When folks do call, Sara handles it. For the occasional times I’ve answered the phone, I’m very nice but I simply direct the caller to our website and the submission guidelines listed there.

10 Responses

  1. Anonymous said:

    Not that I would… but it is nice to know the guidelines. I am waiting until I get world fame and then I won’t need to call… they’ll call me ^_^

    I like the iPod listing BTW… I write lyrics too and so it’s just another peice of the writing business for me.

    QUESTION for other mom/writers… do you all share your work with the kids or keep it a secret? If you share- do they seem to like it or criticize your chances. My kids are very proud of my work, but are somewhat doubtful that i could ever be published. Then they get excited about it…and then again not so much. Sometimes I think it would have been easier on me not to tell tham what I do. I feel like a yo-yo in their little emotional hands…

  2. Demon Hunter said:

    I would not cold-call an agent, although I have spoken with some assitants just to ensure the correct addresses and such, but never to pitch; that’s just not good.

  3. Anonymous said:

    I have two agents reading fulls.
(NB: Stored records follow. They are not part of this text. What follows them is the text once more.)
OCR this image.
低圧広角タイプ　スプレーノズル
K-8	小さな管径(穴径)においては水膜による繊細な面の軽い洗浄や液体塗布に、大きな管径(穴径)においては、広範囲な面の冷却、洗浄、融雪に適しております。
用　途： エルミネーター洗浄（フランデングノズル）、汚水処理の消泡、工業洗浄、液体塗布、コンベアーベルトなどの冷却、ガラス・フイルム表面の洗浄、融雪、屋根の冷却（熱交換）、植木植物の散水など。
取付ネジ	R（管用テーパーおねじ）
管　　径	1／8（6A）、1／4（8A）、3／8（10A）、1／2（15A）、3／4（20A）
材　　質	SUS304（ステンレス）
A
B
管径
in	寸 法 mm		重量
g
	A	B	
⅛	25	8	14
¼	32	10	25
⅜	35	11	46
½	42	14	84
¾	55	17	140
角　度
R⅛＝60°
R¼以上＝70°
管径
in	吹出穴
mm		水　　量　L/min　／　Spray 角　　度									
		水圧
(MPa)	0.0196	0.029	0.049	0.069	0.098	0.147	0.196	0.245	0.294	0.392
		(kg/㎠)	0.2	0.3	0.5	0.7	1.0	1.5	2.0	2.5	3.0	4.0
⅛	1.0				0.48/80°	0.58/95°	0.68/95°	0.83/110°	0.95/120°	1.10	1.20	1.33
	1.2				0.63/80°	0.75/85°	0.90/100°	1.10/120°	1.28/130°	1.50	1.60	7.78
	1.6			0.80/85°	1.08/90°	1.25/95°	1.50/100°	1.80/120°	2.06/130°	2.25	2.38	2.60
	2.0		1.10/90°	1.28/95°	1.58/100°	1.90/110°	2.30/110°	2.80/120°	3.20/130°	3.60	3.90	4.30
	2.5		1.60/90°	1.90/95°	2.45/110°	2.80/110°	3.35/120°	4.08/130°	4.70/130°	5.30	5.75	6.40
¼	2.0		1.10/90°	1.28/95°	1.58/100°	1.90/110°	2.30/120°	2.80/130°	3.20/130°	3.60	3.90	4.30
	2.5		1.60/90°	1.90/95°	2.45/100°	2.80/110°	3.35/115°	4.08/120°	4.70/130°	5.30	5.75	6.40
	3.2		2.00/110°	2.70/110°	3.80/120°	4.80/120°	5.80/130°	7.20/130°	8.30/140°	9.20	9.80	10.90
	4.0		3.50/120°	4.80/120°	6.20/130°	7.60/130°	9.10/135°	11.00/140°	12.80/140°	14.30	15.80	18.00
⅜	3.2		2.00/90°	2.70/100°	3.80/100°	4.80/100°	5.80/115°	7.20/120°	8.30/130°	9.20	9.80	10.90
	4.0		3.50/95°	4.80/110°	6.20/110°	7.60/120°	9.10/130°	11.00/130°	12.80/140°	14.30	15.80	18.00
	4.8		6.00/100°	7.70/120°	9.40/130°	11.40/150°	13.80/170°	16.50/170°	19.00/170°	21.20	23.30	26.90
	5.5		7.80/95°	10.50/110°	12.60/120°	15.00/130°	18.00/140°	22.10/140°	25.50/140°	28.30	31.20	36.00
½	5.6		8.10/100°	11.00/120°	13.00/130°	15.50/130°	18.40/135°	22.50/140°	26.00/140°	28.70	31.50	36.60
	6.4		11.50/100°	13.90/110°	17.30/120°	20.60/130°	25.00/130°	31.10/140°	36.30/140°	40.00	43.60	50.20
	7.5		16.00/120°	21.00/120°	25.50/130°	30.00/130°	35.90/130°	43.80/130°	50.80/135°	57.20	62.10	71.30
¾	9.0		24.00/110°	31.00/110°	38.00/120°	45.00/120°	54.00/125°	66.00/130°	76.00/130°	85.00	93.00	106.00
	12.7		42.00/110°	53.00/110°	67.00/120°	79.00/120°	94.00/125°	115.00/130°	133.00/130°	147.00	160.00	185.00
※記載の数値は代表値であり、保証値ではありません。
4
What if one offers me representation, can I call the other agent to see what they might want to do (i.e. need more time, offer to rep me, pass)?

  4. judy merrill larsen said:

    To the second anonymous poster–when I was in that position (an offer for representation, but other agents reading fulls), I e-mailed the other agents telling them of the offer I’d received–I wanted to be courteous (it’s a small world). All offered congrats on the offer. I happily signed with the first agent and have never looked back.

  5. Anonymous said:

    That was me that didn’t get the email. I have no idea what happened either. I didn’t change my email and I don’t have a spam filter (even so I do actually check it for just this kind of situation).

    It’s just one of life’s little mysteries I guess.

    Wish I was your client 🙂

  6. 2readornot said:

    We shouldn’t call if two agents are looking at requested work and one offers? I’m in that position (well, not any offers yet), and I’m wondering if I should call or just e-mail if one offers while the other is still reading…anyone know?

  7. Kanani said:

    Well, I’d only call if you told me to, or if you were my agent.

    It’s impossible to keep my writing a secret from the kids. I’ve been a writer in every capacity for 20-odd years! Plus, I’ve been involved in the UCLA Writers’ Program for the past few years, which has required their patience and flexibilty.

    Each year, I print a chapbook of fiction, essays, & poetry that I’ve written throughout the year. I give them to friends, family and to my children.

  8. Anonymous said:

    Before there were web sites and updated guidelines writers had to depend on books and trade journals for agent listings (the Manhattan Phone book was excellent for addresses, too). The only problem was a lot of these listings weren’t current, and you’d receive your query marked “address unknown” or some such. I was still in college when I called an agency just to confirm an address thinking I’d just get a receptionist. Well, I actually got the agent (a bitter old hag from the Upper West Side who got involved in that whole Linda Trip thing)and she decided she wanted to hear the query right there on the phone. It was cruel, to say the least. But she got her just dessert in the end when the press ate her alive during the whole Monica Lewinsky thing.